Наш дядя Коля был художником и братом красавицы, он тоже был красив, но живопись не кормила его. Когда он заболел чахоткой, богач разрешил тете Вере жить в Лимене и выполнять роль управляющей или хранительницы, но денег по-родственному не платил. Маму это возмущало. А меня томила мысль, что бывает такая безумная любовь. Наверно, нужно быть очень-очень красивой, чтобы тебя так полюбили! В замке висел портрет этой красавицы — тонкое лицо с громадными глазищами, рассыпающиеся по плечам пушистые локоны… Я впервые гляделась в зеркало — буду ли я такой? Но зеркало отражало круглую мордашку под детской челкой и совсем небольшие глаза, которые тетя Вера почему-то прозвала бедовыми, — ничего, ну ничего похожего…

Кира переехала на несколько дней к нам в Симеиз. Гуля шепнула мне, что дяде Коле очень плохо, совсем плохо. Но все было обставлено так, что Киру отпустили погостить. И мы поспешили этим воспользоваться: ради гостьи нам дали наконец покататься верхом, Кира бредила верховой ездой, в Лимене каталась без седла на огромном смирном битюге с мохнатыми ногами, его звали Каштан, и ходил он только шагом. Пристрастие Киры оказалось прочным, позднее она успешно занималась конным спортом. Мое увлечение было порождено «Княжной Джавахой», единственным романом Лидии Чарской, который я признавала, остальные были об институтках, о «кисейных барышнях». Княжна Джаваха говорила чинным гостям, что любит запах конского навоза, она скакала по горам на горячем коне — это мне нравилось, я тоже мечтала скакать на золотисто-рыжей Пульке.
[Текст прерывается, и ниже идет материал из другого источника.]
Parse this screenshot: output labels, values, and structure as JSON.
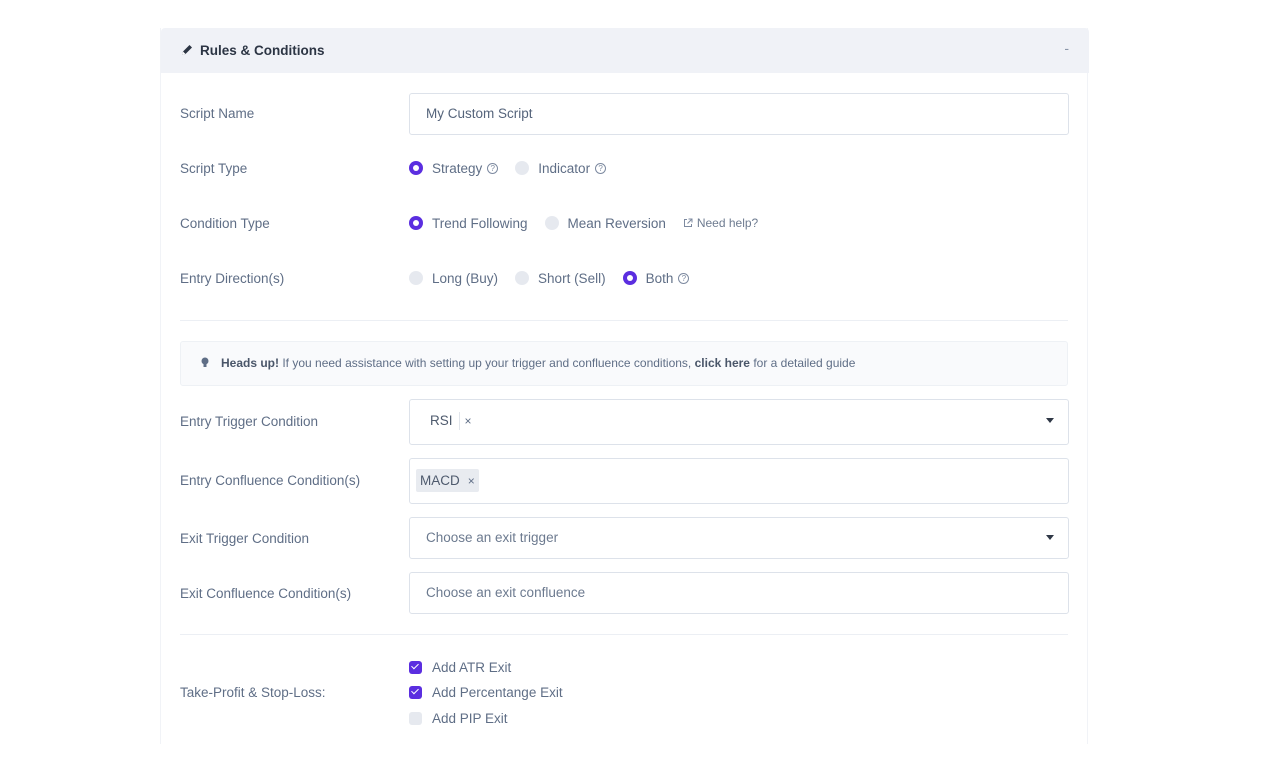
{
  "header": {
    "title": "Rules & Conditions",
    "collapse": "-",
    "icon": "pencil-icon"
  },
  "script_name": {
    "label": "Script Name",
    "value": "My Custom Script"
  },
  "script_type": {
    "label": "Script Type",
    "options": [
      {
        "label": "Strategy",
        "selected": true
      },
      {
        "label": "Indicator",
        "selected": false
      }
    ]
  },
  "condition_type": {
    "label": "Condition Type",
    "options": [
      {
        "label": "Trend Following",
        "selected": true
      },
      {
        "label": "Mean Reversion",
        "selected": false
      }
    ],
    "help_link": "Need help?"
  },
  "entry_direction": {
    "label": "Entry Direction(s)",
    "options": [
      {
        "label": "Long (Buy)",
        "selected": false
      },
      {
        "label": "Short (Sell)",
        "selected": false
      },
      {
        "label": "Both",
        "selected": true
      }
    ]
  },
  "alert": {
    "strong": "Heads up!",
    "text": " If you need assistance with setting up your trigger and confluence conditions, ",
    "link": "click here",
    "suffix": " for a detailed guide"
  },
  "entry_trigger": {
    "label": "Entry Trigger Condition",
    "tag": "RSI",
    "remove": "×"
  },
  "entry_confluence": {
    "label": "Entry Confluence Condition(s)",
    "tag": "MACD",
    "remove": "×"
  },
  "exit_trigger": {
    "label": "Exit Trigger Condition",
    "placeholder": "Choose an exit trigger"
  },
  "exit_confluence": {
    "label": "Exit Confluence Condition(s)",
    "placeholder": "Choose an exit confluence"
  },
  "tp_sl": {
    "label": "Take-Profit & Stop-Loss:",
    "options": [
      {
        "label": "Add ATR Exit",
        "checked": true
      },
      {
        "label": "Add Percentange Exit",
        "checked": true
      },
      {
        "label": "Add PIP Exit",
        "checked": false
      }
    ]
  },
  "colors": {
    "accent": "#5b2ee0",
    "header_bg": "#f0f2f7"
  }
}
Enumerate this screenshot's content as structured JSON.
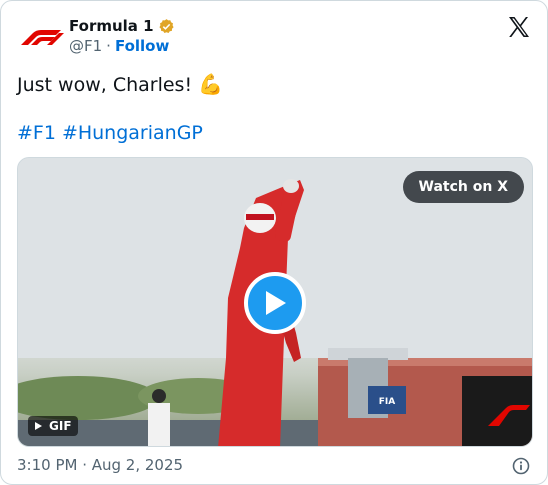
{
  "author": {
    "name": "Formula 1",
    "handle": "@F1",
    "separator": "·",
    "follow_label": "Follow",
    "verified_color": "#e0a526"
  },
  "tweet": {
    "text": "Just wow, Charles!",
    "emoji": "💪",
    "hashtags": [
      "#F1",
      "#HungarianGP"
    ]
  },
  "media": {
    "watch_label": "Watch on X",
    "gif_label": "GIF",
    "play_icon": "play-icon",
    "brand_color": "#e10600"
  },
  "footer": {
    "timestamp": "3:10 PM · Aug 2, 2025",
    "info_icon": "info-icon"
  },
  "colors": {
    "link": "#006fd6",
    "play": "#1d9bf0",
    "text": "#0f1419",
    "muted": "#536471"
  }
}
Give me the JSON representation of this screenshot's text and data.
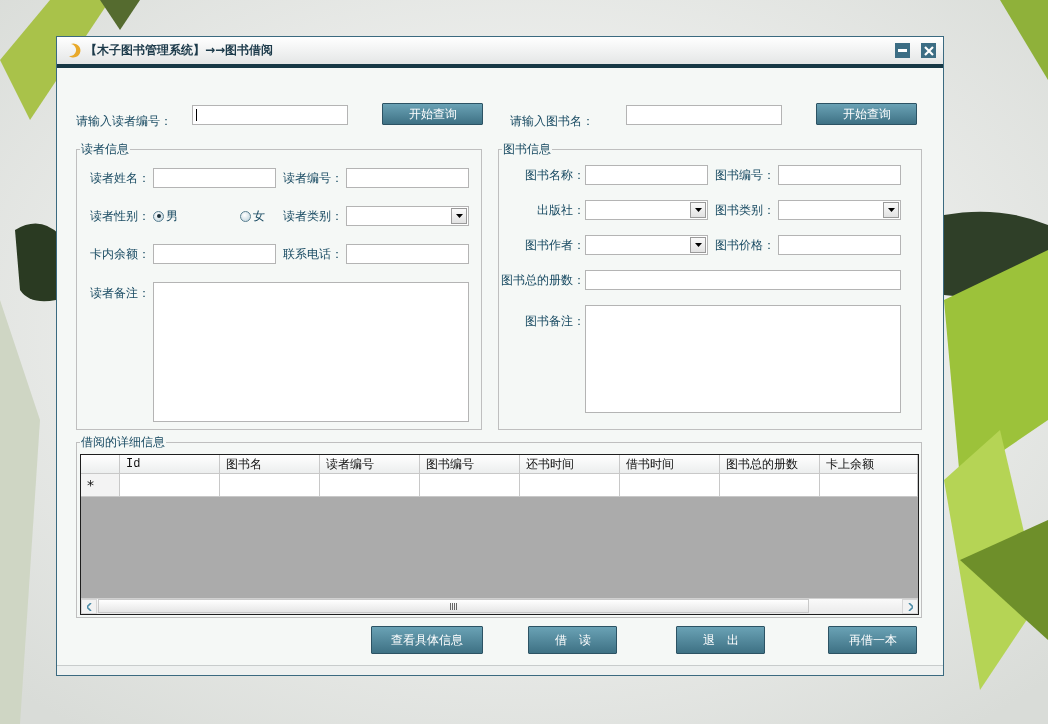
{
  "window": {
    "title": "【木子图书管理系统】→→图书借阅"
  },
  "reader_search": {
    "label": "请输入读者编号：",
    "focused": true,
    "button": "开始查询"
  },
  "book_search": {
    "label": "请输入图书名：",
    "focused": false,
    "button": "开始查询"
  },
  "reader_info": {
    "legend": "读者信息",
    "rows": [
      [
        {
          "label": "读者姓名：",
          "kind": "text"
        },
        {
          "label": "读者编号：",
          "kind": "text"
        }
      ],
      [
        {
          "label": "读者性别：",
          "kind": "radio",
          "options": [
            {
              "label": "男",
              "selected": true
            },
            {
              "label": "女",
              "selected": false
            }
          ]
        },
        {
          "label": "读者类别：",
          "kind": "select"
        }
      ],
      [
        {
          "label": "卡内余额：",
          "kind": "text"
        },
        {
          "label": "联系电话：",
          "kind": "text"
        }
      ],
      [
        {
          "label": "读者备注：",
          "kind": "textarea"
        }
      ]
    ]
  },
  "book_info": {
    "legend": "图书信息",
    "rows": [
      [
        {
          "label": "图书名称：",
          "kind": "text"
        },
        {
          "label": "图书编号：",
          "kind": "text"
        }
      ],
      [
        {
          "label": "出版社：",
          "kind": "select"
        },
        {
          "label": "图书类别：",
          "kind": "select"
        }
      ],
      [
        {
          "label": "图书作者：",
          "kind": "select"
        },
        {
          "label": "图书价格：",
          "kind": "text"
        }
      ],
      [
        {
          "label": "图书总的册数：",
          "kind": "wide"
        }
      ],
      [
        {
          "label": "图书备注：",
          "kind": "textarea"
        }
      ]
    ]
  },
  "borrow_details": {
    "legend": "借阅的详细信息",
    "columns": [
      "Id",
      "图书名",
      "读者编号",
      "图书编号",
      "还书时间",
      "借书时间",
      "图书总的册数",
      "卡上余额"
    ],
    "new_row_marker": "*"
  },
  "buttons": [
    "查看具体信息",
    "借　读",
    "退　出",
    "再借一本"
  ]
}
И вот я сижу в седле на Пульке и сжимаю поводья дрожащей от возбуждения рукой. Рядом Гуля на Принце и Кира на том коне, на котором обычно ездит проводник в шапочке с монетами. Мы ездим по Симеизу, но, боже мой, разве это езда?! Проводник идет впереди, поцокивая языком, лошади слушаются не нас, а хозяина, они смирны и послушны, мама идет по краю улицы и не отстает. Только напоследок, на ровной дороге, нам позволяют прибавить ходу. Пулька бежит резво, все три лошади резво бегут в ряд, проводник бежит сбоку, поцокивая, мама отстала. Но тут оплаченный час кончается, проводник помогает нам слезть с лошадей. Кира сияет, мама тоже сияет — доставила нам удовольствие. Я вежливо улыбаюсь, мне не хочется показывать маме, что я разочарована. Откуда оно пришло, разочарование? Оттого ли, что в нашем катании не было свободы, или просто оттого, что оно  н е  т о, что мне нужно? Нечто подобное я чувствовала, когда мы возвращались под сияющими звездами из обсерватории, и давняя мечта отлетела в прошлое, будто ее и не было.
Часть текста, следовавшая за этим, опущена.